May 18, 2012 -- Profanity in teen novels varies greatly from book to book, but characters that do use foul language tend to also be the most popular, attractive and rich, according to new research published in the journal Mass Communication and Society.
Sarah Coyne, professor in the department of family life at Brigham Young University, analyzed the use of profanity in 40 young adult books on the adolescent bestsellers list.
Thirty-five out of the 40 books had at least one swear word. She found that YA novels contained on average 38 instances of bad language, but one book had nearly 500 instances of swearing.
Of note, the characters that were doing the swearing tended to be of higher social status, better looking and have more money than their non-swearing counterparts.
"The funny thing about books is that you really don't know what you're getting into when you pick one up," said Coyne. "I was genuinely surprised by how much profanity some of these books had."
The documented increase in the use of profanities within YA fiction keeps with the increased acceptance of obscenities in general, said Dr.

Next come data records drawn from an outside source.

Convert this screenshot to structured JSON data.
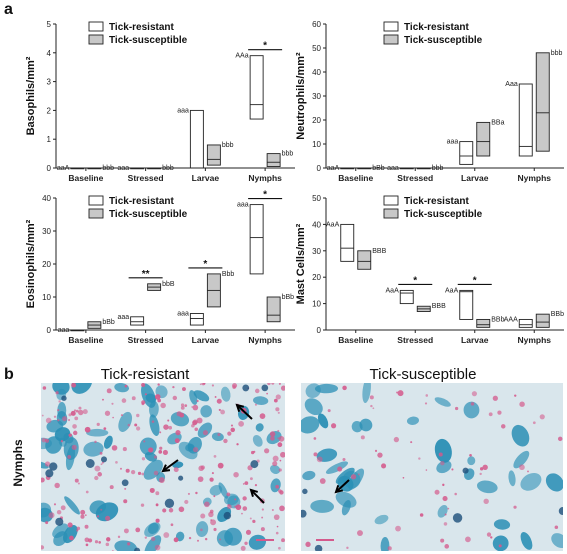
{
  "figure": {
    "panel_a": "a",
    "panel_b": "b"
  },
  "chart_data": [
    {
      "type": "box",
      "id": "basophils",
      "ylabel": "Basophils/mm²",
      "ylim": [
        0,
        5
      ],
      "yticks": [
        0,
        1,
        2,
        3,
        4,
        5
      ],
      "categories": [
        "Baseline",
        "Stressed",
        "Larvae",
        "Nymphs"
      ],
      "legend": [
        "Tick-resistant",
        "Tick-susceptible"
      ],
      "series": [
        {
          "name": "Tick-resistant",
          "color": "#ffffff",
          "boxes": [
            {
              "low": 0,
              "mid": 0,
              "high": 0
            },
            {
              "low": 0,
              "mid": 0,
              "high": 0
            },
            {
              "low": 0,
              "mid": 0,
              "high": 2.0
            },
            {
              "low": 1.7,
              "mid": 2.2,
              "high": 3.9
            }
          ],
          "labels": [
            "aaA",
            "aaa",
            "aaa",
            "AAa"
          ]
        },
        {
          "name": "Tick-susceptible",
          "color": "#c8c8c8",
          "boxes": [
            {
              "low": 0,
              "mid": 0,
              "high": 0
            },
            {
              "low": 0,
              "mid": 0,
              "high": 0
            },
            {
              "low": 0.1,
              "mid": 0.3,
              "high": 0.8
            },
            {
              "low": 0.05,
              "mid": 0.2,
              "high": 0.5
            }
          ],
          "labels": [
            "bbb",
            "bbb",
            "bbb",
            "bbb"
          ]
        }
      ],
      "significance": [
        {
          "category": "Nymphs",
          "text": "*"
        }
      ]
    },
    {
      "type": "box",
      "id": "neutrophils",
      "ylabel": "Neutrophils/mm²",
      "ylim": [
        0,
        60
      ],
      "yticks": [
        0,
        10,
        20,
        30,
        40,
        50,
        60
      ],
      "categories": [
        "Baseline",
        "Stressed",
        "Larvae",
        "Nymphs"
      ],
      "legend": [
        "Tick-resistant",
        "Tick-susceptible"
      ],
      "series": [
        {
          "name": "Tick-resistant",
          "color": "#ffffff",
          "boxes": [
            {
              "low": 0,
              "mid": 0,
              "high": 0
            },
            {
              "low": 0,
              "mid": 0,
              "high": 0
            },
            {
              "low": 1.5,
              "mid": 5,
              "high": 11
            },
            {
              "low": 5,
              "mid": 9,
              "high": 35
            }
          ],
          "labels": [
            "aaA",
            "aaa",
            "aaa",
            "Aaa"
          ]
        },
        {
          "name": "Tick-susceptible",
          "color": "#c8c8c8",
          "boxes": [
            {
              "low": 0,
              "mid": 0,
              "high": 0
            },
            {
              "low": 0,
              "mid": 0,
              "high": 0
            },
            {
              "low": 5,
              "mid": 11,
              "high": 19
            },
            {
              "low": 7,
              "mid": 23,
              "high": 48
            }
          ],
          "labels": [
            "bBb",
            "bbb",
            "BBa",
            "bbb"
          ]
        }
      ],
      "significance": []
    },
    {
      "type": "box",
      "id": "eosinophils",
      "ylabel": "Eosinophils/mm²",
      "ylim": [
        0,
        40
      ],
      "yticks": [
        0,
        10,
        20,
        30,
        40
      ],
      "categories": [
        "Baseline",
        "Stressed",
        "Larvae",
        "Nymphs"
      ],
      "legend": [
        "Tick-resistant",
        "Tick-susceptible"
      ],
      "series": [
        {
          "name": "Tick-resistant",
          "color": "#ffffff",
          "boxes": [
            {
              "low": 0,
              "mid": 0,
              "high": 0
            },
            {
              "low": 1.5,
              "mid": 2.5,
              "high": 4
            },
            {
              "low": 1.5,
              "mid": 3.5,
              "high": 5
            },
            {
              "low": 17,
              "mid": 28,
              "high": 38
            }
          ],
          "labels": [
            "aaa",
            "aaa",
            "aaa",
            "aaa"
          ]
        },
        {
          "name": "Tick-susceptible",
          "color": "#c8c8c8",
          "boxes": [
            {
              "low": 0.5,
              "mid": 1.5,
              "high": 2.5
            },
            {
              "low": 12,
              "mid": 13,
              "high": 14
            },
            {
              "low": 7,
              "mid": 12,
              "high": 17
            },
            {
              "low": 2.5,
              "mid": 4.5,
              "high": 10
            }
          ],
          "labels": [
            "bBb",
            "bbB",
            "Bbb",
            "bBb"
          ]
        }
      ],
      "significance": [
        {
          "category": "Stressed",
          "text": "**"
        },
        {
          "category": "Larvae",
          "text": "*"
        },
        {
          "category": "Nymphs",
          "text": "*"
        }
      ]
    },
    {
      "type": "box",
      "id": "mast-cells",
      "ylabel": "Mast Cells/mm²",
      "ylim": [
        0,
        50
      ],
      "yticks": [
        0,
        10,
        20,
        30,
        40,
        50
      ],
      "categories": [
        "Baseline",
        "Stressed",
        "Larvae",
        "Nymphs"
      ],
      "legend": [
        "Tick-resistant",
        "Tick-susceptible"
      ],
      "series": [
        {
          "name": "Tick-resistant",
          "color": "#ffffff",
          "boxes": [
            {
              "low": 26,
              "mid": 31,
              "high": 40
            },
            {
              "low": 10,
              "mid": 14,
              "high": 15
            },
            {
              "low": 4,
              "mid": 14.5,
              "high": 15
            },
            {
              "low": 1,
              "mid": 2,
              "high": 4
            }
          ],
          "labels": [
            "AaA",
            "AaA",
            "AaA",
            "AAA"
          ]
        },
        {
          "name": "Tick-susceptible",
          "color": "#c8c8c8",
          "boxes": [
            {
              "low": 23,
              "mid": 26,
              "high": 30
            },
            {
              "low": 7,
              "mid": 8,
              "high": 9
            },
            {
              "low": 1,
              "mid": 2,
              "high": 4
            },
            {
              "low": 1,
              "mid": 3,
              "high": 6
            }
          ],
          "labels": [
            "BBB",
            "BBB",
            "BBb",
            "BBb"
          ]
        }
      ],
      "significance": [
        {
          "category": "Stressed",
          "text": "*"
        },
        {
          "category": "Larvae",
          "text": "*"
        }
      ]
    }
  ],
  "histology": {
    "resistant_title": "Tick-resistant",
    "susceptible_title": "Tick-susceptible",
    "row_label": "Nymphs",
    "colors": {
      "background": "#d9e6ec",
      "stain_blue": "#2a8fb5",
      "stain_pink": "#d45a8c",
      "dark_nucleus": "#1c4f7a"
    }
  }
}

Steven Schlozman, assistant professor of psychiatry at Harvard Medical School.
"Recall the multiple political figures who have been heard to use profanity when they assumed they were not on microphone," said Schlozman. "The subsequent [truth] that increased profanity within dialogue or first-persona narratives, or third-person familiar narratives, adds to the YA novel, and a kind of challenging that is characteristic of identity formation for all adolescents and young adults, especially in Western culture."
And that level of profanity that kids are learning and using these days can be shocking, said Dr. Victor Strasburger, a former member of the American Academy of Pediatrics Council on Communications & Media. But, while media plays a strong role in influencing children's language and profanity, movies and television have a much more powerful role than books.
"Reading has always been a separate kind of media," said Strasburger. "Seeing your favorite movie star, or someone you identify with, spouting foul language is different than reading it on a page because with movies you have the visual processing, along with the auditory and role modeling. With books, you just have the visual."
Experts, including Dr. Ari Brown, a pediatrician who authored "Baby 411," said that families should preview movies and television shows before kids watch them, and read books along with their children.
"Then like other book clubs, take the opportunity to discuss them," said Brown. "These are where teaching moments happen as parents. It gives kids a chance to ask questions not only about the plot, but the human interactions portrayed by the characters. Teens, in particular, use all forms of media to get a taste of what the real world is like, so it is important to talk about issues that come up in books if they deviate from your own moral compass."
Help kids to understand context, said Schlozman.
"Obscenities have their place, but these strong words lose their punch if used frequently, Schlozman continued. "And, help kids to understand that they have every right to use strong words (we can't and don't want to threaten an adolescent with control over what comes out of their mouth) but they must be also be aware that the very nature of the choice to use these words brings with it consequences."